Students in the course used Agile methodology, a practice that relies on constant client feedback at regular intervals. Projects are broken into sprints, or short collaborative sessions, and led by teams called scrums. While the standard sprint length is two weeks, the sprints in this class lasted just two hours due to the condensed schedule.

“With each sprint, they make adjustments, and they get a clearer picture of what the client wants,” Shah said.
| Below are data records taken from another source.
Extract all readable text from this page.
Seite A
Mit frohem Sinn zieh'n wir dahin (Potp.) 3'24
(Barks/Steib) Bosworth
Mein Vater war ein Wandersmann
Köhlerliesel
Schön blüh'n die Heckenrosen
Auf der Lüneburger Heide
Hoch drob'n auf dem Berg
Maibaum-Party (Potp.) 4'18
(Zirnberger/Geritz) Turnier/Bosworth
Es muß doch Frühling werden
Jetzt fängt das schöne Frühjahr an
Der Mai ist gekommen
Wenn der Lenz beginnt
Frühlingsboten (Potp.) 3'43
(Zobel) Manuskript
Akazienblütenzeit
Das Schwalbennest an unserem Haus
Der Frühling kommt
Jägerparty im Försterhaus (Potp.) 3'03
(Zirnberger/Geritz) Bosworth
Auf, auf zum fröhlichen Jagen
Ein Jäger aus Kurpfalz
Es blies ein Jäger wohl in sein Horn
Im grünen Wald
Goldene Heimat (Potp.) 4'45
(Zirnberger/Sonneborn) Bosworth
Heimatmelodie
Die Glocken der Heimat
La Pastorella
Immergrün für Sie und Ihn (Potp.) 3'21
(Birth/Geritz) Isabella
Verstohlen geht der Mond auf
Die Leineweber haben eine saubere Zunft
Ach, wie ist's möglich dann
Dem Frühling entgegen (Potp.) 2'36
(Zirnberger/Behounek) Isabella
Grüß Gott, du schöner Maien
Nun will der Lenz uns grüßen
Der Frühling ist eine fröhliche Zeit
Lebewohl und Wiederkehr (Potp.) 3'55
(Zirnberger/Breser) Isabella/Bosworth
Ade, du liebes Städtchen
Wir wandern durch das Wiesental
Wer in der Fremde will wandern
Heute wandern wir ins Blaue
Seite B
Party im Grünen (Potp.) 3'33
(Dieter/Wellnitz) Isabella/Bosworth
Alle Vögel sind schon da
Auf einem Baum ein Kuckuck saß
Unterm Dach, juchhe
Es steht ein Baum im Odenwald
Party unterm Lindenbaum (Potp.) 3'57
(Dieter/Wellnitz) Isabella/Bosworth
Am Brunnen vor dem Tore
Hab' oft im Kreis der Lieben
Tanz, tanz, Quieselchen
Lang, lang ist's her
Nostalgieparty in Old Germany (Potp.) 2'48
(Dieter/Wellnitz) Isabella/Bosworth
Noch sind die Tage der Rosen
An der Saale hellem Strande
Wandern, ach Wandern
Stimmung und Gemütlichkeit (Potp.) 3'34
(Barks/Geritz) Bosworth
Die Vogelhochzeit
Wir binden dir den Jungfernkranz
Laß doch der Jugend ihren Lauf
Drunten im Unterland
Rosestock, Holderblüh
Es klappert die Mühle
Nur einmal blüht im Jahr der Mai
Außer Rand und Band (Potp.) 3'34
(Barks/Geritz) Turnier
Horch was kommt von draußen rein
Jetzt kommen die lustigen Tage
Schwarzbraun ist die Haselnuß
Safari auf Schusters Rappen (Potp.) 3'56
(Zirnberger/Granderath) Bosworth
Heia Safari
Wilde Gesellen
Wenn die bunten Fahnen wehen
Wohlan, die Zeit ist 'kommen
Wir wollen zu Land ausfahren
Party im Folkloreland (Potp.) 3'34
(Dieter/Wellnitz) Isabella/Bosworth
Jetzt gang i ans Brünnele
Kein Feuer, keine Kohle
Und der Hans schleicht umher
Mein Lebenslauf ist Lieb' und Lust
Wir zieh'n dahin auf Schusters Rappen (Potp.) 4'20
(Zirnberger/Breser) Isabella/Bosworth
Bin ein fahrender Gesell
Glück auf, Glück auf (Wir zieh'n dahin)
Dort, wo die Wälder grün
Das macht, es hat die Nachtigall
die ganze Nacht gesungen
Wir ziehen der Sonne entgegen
As the students constructed a business plan for Lokaly to launch in the United States and other foreign markets, they were constantly in touch with the client team, even with the significant time-zone difference between US and India. Along with their client interactions, students engaged in self-reflection on their goals, including assessing, at the beginning and end of the course, their abilities to:

  • look at a situation from the client’s perspective
  • identify and define the deeper needs and expectations of the client
  • generate ideas/solutions without fearing that they would not work
  • communicate ideas verbally to the client
  • seek feedback and criticism from the client on their own ideas
  • transform their idea into a real product/model/solution

The built-in reflection component helped Shah adjust course material throughout the week and reinforced the course’s dual learning goals: applying the framework to the specific consulting project and to their work outside of the class.

For additional perspectives, Shah drew from his network and prior consulting experience to arrange guest speakers from companies like Accenture, CIGNA and the Pennsylvania Treasury Department. Each speaker shared the pros and cons of Agile method and the kinds of projects for which they might use it at their organizations.

MBA student Thomas Elliott, who works as a sales engineer for an enterprise software company, said he enrolled in MIS 652 to gain an understanding of how organizations design and deliver technology products leveraging agile frameworks.

“This course went far beyond Agile theory and provided countless real-world learning experiences that I will cherish and leverage throughout my career,” Elliott said.